Entre as ameaças, a crise climática é iminente. Em 2023, o ano mais quente já registrado, cerca de 2,3 bilhões de pessoas enfrentaram insegurança alimentar moderada ou grave, de acordo com a OMS (Organização Mundial da Saúde).
Pesquisadores também descobriram que mais de um terço das espécies de árvores do mundo está ameaçada de extinção. Muitas das novas sementes depositadas no cofre vêm de áreas que sofrem com inundações desastrosas ou ondas de calor intensas, o que torna o cultivo mais difícil.

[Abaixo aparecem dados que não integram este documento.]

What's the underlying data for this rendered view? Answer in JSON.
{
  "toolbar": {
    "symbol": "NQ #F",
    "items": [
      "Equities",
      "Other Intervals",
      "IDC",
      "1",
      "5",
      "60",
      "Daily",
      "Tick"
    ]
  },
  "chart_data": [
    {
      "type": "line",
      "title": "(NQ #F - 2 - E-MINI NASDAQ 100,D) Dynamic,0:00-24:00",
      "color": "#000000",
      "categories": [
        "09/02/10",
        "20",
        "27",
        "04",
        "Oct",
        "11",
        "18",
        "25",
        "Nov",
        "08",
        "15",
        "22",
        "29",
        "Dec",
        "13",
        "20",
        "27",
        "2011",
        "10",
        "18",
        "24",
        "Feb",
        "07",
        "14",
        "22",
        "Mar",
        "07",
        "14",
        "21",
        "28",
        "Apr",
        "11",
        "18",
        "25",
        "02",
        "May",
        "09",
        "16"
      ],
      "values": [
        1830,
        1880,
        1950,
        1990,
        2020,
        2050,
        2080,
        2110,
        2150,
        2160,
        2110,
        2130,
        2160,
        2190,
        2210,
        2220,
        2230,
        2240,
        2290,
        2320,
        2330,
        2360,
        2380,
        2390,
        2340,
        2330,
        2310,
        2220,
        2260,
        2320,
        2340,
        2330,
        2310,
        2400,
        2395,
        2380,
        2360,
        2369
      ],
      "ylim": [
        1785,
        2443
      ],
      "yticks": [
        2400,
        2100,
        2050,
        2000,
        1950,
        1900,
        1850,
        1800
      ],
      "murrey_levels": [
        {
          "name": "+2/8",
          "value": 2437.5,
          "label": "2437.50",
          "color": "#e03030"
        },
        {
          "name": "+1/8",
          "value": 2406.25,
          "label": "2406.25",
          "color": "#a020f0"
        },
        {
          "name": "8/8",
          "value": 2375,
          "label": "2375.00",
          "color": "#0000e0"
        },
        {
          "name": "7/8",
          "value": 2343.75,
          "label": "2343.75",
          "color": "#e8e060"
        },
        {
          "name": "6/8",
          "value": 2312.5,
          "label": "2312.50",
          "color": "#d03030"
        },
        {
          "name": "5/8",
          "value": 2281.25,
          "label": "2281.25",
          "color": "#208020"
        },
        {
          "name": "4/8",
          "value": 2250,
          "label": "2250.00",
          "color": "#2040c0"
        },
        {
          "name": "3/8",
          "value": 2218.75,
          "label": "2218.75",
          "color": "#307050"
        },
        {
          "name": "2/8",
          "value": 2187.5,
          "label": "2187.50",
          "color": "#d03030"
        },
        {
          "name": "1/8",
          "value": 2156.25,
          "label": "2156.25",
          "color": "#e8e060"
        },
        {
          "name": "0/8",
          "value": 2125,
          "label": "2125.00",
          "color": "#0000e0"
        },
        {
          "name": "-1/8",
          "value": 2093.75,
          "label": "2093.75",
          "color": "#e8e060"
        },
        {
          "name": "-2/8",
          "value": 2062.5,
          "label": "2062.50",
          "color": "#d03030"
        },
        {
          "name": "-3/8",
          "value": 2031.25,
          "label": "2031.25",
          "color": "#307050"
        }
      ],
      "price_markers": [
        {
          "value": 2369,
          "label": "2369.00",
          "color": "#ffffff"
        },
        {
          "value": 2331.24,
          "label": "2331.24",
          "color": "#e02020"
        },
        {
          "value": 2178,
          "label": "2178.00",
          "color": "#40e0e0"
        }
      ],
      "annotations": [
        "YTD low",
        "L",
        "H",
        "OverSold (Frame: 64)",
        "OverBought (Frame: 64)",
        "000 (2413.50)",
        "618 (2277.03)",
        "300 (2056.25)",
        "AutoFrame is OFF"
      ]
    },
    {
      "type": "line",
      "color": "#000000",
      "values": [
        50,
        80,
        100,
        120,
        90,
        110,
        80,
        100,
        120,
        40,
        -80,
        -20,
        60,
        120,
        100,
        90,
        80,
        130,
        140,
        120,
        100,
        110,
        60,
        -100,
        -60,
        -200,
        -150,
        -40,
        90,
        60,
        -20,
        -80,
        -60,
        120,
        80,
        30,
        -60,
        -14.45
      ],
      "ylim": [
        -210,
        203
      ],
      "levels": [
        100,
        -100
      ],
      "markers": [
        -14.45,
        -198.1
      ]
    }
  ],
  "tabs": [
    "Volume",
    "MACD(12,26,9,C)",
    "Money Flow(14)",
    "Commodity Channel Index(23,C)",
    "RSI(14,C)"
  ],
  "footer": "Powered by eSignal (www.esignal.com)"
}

Ameaças mais imediatas, porém, surgem de conflitos humanos. Violência e guerras têm deslocado agricultores, e bombas têm destruído plantações.
A primeira retirada do cofre de Svalbard aconteceu em 2015, depois que a guerra civil na Síria devastou um banco de sementes perto de Aleppo. Amostras de recuperação foram enviadas para armazenamento no Líbano e Marrocos.
Este ano, algumas sementes chegaram dos territórios palestinos ocupados por Israel. Mais amostras virão no início do próximo ano do Sudão, que tem sido atingido pela fome e a guerra civil.
Há outras preocupações. As sementes não duram para sempre. Culturas geneticamente modificadas frequentemente usadas na agricultura de grande escala têm superado variedades mais antigas. Isso pode tornar chefes de cozinha locais e jardineiros, que cultivam e usam sementes tradicionais, peças importantes na engrenagem da preservação da diversidade.
Schmitz disse que o futuro da agricultura resiliente ao clima poderia depender de sementes que os agricultores negligenciaram por décadas.
No Chade, 1.145 depósitos locais adaptaram-se para resistir a um clima severo. Eles poderiam ser úteis para os pesquisadores que tentam cultivar colheitas resistentes ao calor e à irregularidade das chuvas.
“Os seres humanos esqueceram um pouco riqueza que temos”, disse Schmitz.
Derretimento do Ártico
O arquipélago norueguês de Svalbard também abriga outros registros da humanidade, como o Arctic Web Archive, um importante centro de armazenamento de dados. Mas é fundamental para a preservação das sementes.
Entretanto, o Ártico está mudando.
No ano passado, as temperaturas subiram quatro vezes mais rápido naquela região do que em outras partes do mundo. O derretimento do permafrost (solo congelado, na tradução do inglês) causou uma pequena inundação na entrada do cofre de sementes em 2016.
Esses problemas foram resolvidos desde então, disse Schmitz, e a água da inundação já não se acumula perto das reservas de sementes.
Apesar do aumento das temperaturas, as sementes devem estar seguras no cofre de Svalbard, mantidas bem abaixo do ponto de congelamento mesmo em caso de falta de eletricidade, observou Schmitz.
Ele reconhece que nada é 100% certo. “Eu diria que este é o lugar mais seguro de todos que você poderia encontrar na Terra para tal empreendimento”, completou.